Michael: Soon we’ll get together and hopefully whittle down however many demos I’ve gotten, we’ll make another Sauna record.
Brian: Yeah! I’m really excited about those demos because I’ve got three days of driving coming up this week, so I’ll have lots of time to listen to them. And when I get back to Toronto at the end of this month, you and I can get together and talk about these ideas. I’m glad you keep firing these ideas out there. It makes my job easy.
Michael: Yeah, totally. I’m looking forward to it.
Brian: I want to congratulate you on your video, it was really cool to watch. I like the old school animation techniques— what is that called, a zoetrope kind of thing?

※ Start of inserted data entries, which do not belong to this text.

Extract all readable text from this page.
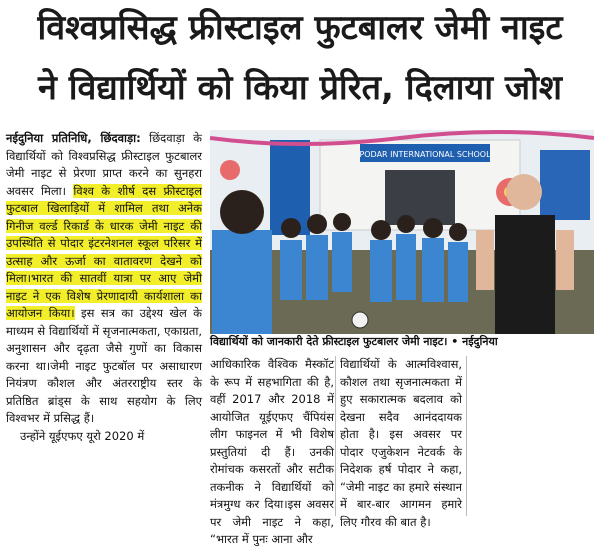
विश्वप्रसिद्ध फ्रीस्टाइल फुटबालर जेमी नाइट
ने विद्यार्थियों को किया प्रेरित, दिलाया जोश

नईदुनिया प्रतिनिधि, छिंदवाड़ा: छिंदवाड़ा के विद्यार्थियों को विश्वप्रसिद्ध फ्रीस्टाइल फुटबालर जेमी नाइट से प्रेरणा प्राप्त करने का सुनहरा अवसर मिला। विश्व के शीर्ष दस फ्रीस्टाइल फुटबाल खिलाड़ियों में शामिल तथा अनेक गिनीज वर्ल्ड रिकार्ड के धारक जेमी नाइट की उपस्थिति से पोदार इंटरनेशनल स्कूल परिसर में उत्साह और ऊर्जा का वातावरण देखने को मिला।भारत की सातवीं यात्रा पर आए जेमी नाइट ने एक विशेष प्रेरणादायी कार्यशाला का आयोजन किया। इस सत्र का उद्देश्य खेल के माध्यम से विद्यार्थियों में सृजनात्मकता, एकाग्रता, अनुशासन और दृढ़ता जैसे गुणों का विकास करना था।जेमी नाइट फुटबॉल पर असाधारण नियंत्रण कौशल और अंतरराष्ट्रीय स्तर के प्रतिष्ठित ब्रांड्स के साथ सहयोग के लिए विश्वभर में प्रसिद्ध हैं।

उन्होंने यूईएफए यूरो 2020 में

PODAR INTERNATIONAL SCHOOL
विद्यार्थियों को जानकारी देते फ्रीस्टाइल फुटबालर जेमी नाइट। • नईदुनिया
आधिकारिक वैश्विक मैस्कॉट के रूप में सहभागिता की है, वहीं 2017 और 2018 में आयोजित यूईएफए चैंपियंस लीग फाइनल में भी विशेष प्रस्तुतियां दी हैं। उनकी रोमांचक कसरतों और सटीक तकनीक ने विद्यार्थियों को मंत्रमुग्ध कर दिया।इस अवसर पर जेमी नाइट ने कहा, “भारत में पुनः आना और
विद्यार्थियों के आत्मविश्वास, कौशल तथा सृजनात्मकता में हुए सकारात्मक बदलाव को देखना सदैव आनंददायक होता है। इस अवसर पर पोदार एजुकेशन नेटवर्क के निदेशक हर्ष पोदार ने कहा, “जेमी नाइट का हमारे संस्थान में बार-बार आगमन हमारे लिए गौरव की बात है।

Michael: Yeah, Dan Tahmizian, the director, came up with that concept and he just shot us for a couple hours and then spent days and days and days chopping up frames and stills from what he shot and creating this, like, 3D platform that just kind of kept scrolling and scrolling and scrolling. It’s amazing to see. I was blown away when I saw it.
Brian: I really appreciate videos like that because there’s that synesthetic quality — it’s almost how we picture music. There’s many ways to picture music, as a space, as movement, as imagery, and it captures the movement of the song.
Michael: Yeah. When making the record I was really inspired by the Russian Suprematism art movement, which is all very simple. [Kazimir] Malevich, I believe, is the father of that movement and he had this amazing piece of video art that I showed Dan. I was like, “This is what really inspired the music,” because it’s so simple, it’s two to three parts — Sauna is bass, drums, synth, and we’re trying to do as much as we can with as little as possible. So Dan took that and put it through his mind and I think he made a really interesting video that doesn’t look like a lot of things that you can see these days.
Brian: I think it’s cool, because we talk about how computers have simplified everything, but at the same time, we still labor over everything. We still spend hours and hours and hours with a keyboard and mouse staring at a screen. And when you think about it, it’s probably not much more time [saved] than if you were to do it the old-fashioned way of stop animation. It’d be interesting to see how people could combine those mediums.
Michael: Yeah, using modern technology, but then also using old techniques and just getting the best out of both worlds.